All 29 cytologically diagnosed malignant cases were confirmed on subsequent biopsy evaluation. Therefore, it showed 100% cyto-histological correlation in malignant lesions which is similar to studies done by Panjavani et al, Tiwari et al and Zhang et al .1,15,16 The most common malignant lesion on histopathological examination was IBC-NST which in comparable to many other observations.2,6,8,9,10,17 A single case of male breast carcinoma with excellent cyto-histological correlation was also seen in our study comparable to other studies. 12

There were 2 cases diagnosed as suspicious for malignancy which was confirmed on histopathological examination. Many have mentioned that cases diagnosed as suspicious for malignancy on FNAC showed increase in rate of malignancy on biopsy.1,5 Two cases which showed some degree of atypia with indeterminate features for definite opinion later confirmed as malignant on biopsy. One was diagnosed as lobular carcinoma on core needle biopsy and other as mixed IBC-NST and cribriform carcinoma on lumpectomy.

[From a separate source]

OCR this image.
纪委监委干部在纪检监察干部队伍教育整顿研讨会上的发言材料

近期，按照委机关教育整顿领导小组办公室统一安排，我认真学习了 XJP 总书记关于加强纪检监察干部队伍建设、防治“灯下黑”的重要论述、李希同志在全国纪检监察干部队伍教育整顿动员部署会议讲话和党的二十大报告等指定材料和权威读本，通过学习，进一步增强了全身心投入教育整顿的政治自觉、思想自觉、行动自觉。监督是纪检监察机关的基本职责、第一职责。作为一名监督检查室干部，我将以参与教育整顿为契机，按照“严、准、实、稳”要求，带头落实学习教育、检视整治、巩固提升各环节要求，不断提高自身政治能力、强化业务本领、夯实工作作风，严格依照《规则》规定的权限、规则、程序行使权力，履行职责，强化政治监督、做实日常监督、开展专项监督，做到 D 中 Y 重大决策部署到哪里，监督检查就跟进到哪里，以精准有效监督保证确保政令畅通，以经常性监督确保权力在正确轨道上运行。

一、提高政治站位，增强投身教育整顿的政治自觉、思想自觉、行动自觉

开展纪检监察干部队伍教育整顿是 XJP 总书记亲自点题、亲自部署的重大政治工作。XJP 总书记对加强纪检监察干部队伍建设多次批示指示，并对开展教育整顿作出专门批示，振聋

Three cases that were diagnosed as benign on FNAC showed discordant findings on biopsy. One case was misinterpreted as suppurative mastitis on cytology which on histopathology showed sheets of atypical cells with areas of necrosis and suppuration. It was diagnosed as NHL with immunohistochemical findings of ALCL, ALK+. Breast is a very uncommon site of extranodal lymphoma which comprises of 2.2% of all extranodal lymphomas.18,19 Majority of them are of B cell phenotype with Diffuse Large B Cell Lymphoma being the most common subtype.20,21 Therefore, our study highlights a rare case of breast lymphoma of T cell type (ALCL, ALK+). Few studies have reported that neutrophil rich variant of ALCL can mimic abscess on cytology and may pose diagnostic confusion.22

Other two cases were under-diagnosed as fibrocystic lesions by FNAC which turned out to be IBC- NST. One of the patients presented with a small breast lump and nipple retraction. FNAC was attempted multiple times and USG guided aspiration was also performed. The misinterpretation in FNAC could be attributed to the cystic nature of the lesion. Therefore, in such cystic lesions with suspicious clinical findings, biopsy evaluation is highly recommended.2,12 Breast lesions with many overlapping features could be one of the reasons for false negativity on FNAC.3 The false negativity rate ranges from 1-8% according to different studies.1,15  Other factors like small size of tumour, histologic tumours with low nuclear grades (invasive lobular carcinoma, tubular carcinoma, and papillary carcinoma), inadequate sampling and hypocellularity due to desmoplastic reaction could be other reasons.2,7,12,13

In our study, sensitivity, specificity, PPV and NPV of breast FNAC were 90%, 100%, 100% and 78.5% respectively. The specificity and PPV were 100% with no false positive case which is in agreement with many other studies.1,2,8,9,12 According to literature, sensitivity of FNAC in breast lesions ranges from 80-98% and specificity may be reached up to 100%. 3,14 A meta-analytical study by Akcil et al. noted 72-90% diagnostic accuracy of FNAC.23Therefore, FNAC is considered a reliable and useful initial method of pathological assessment for palpable breast lesions.

 

Conclusions

Our study concludes that FNAC is a reliable diagnostic test in palpable breast lesions. It is an economic, safe, sensitive, specific, rapid and minimally invasive technique which helps to maximise the pre-operative diagnosis and guides the clinicians in planning accurate management. However, the potential pitfall of FNAC must always be considered and correlated with clinical and radiological findings. In clinically suspicious cases and diagnostic challenging cases, biopsy evaluation must be performed.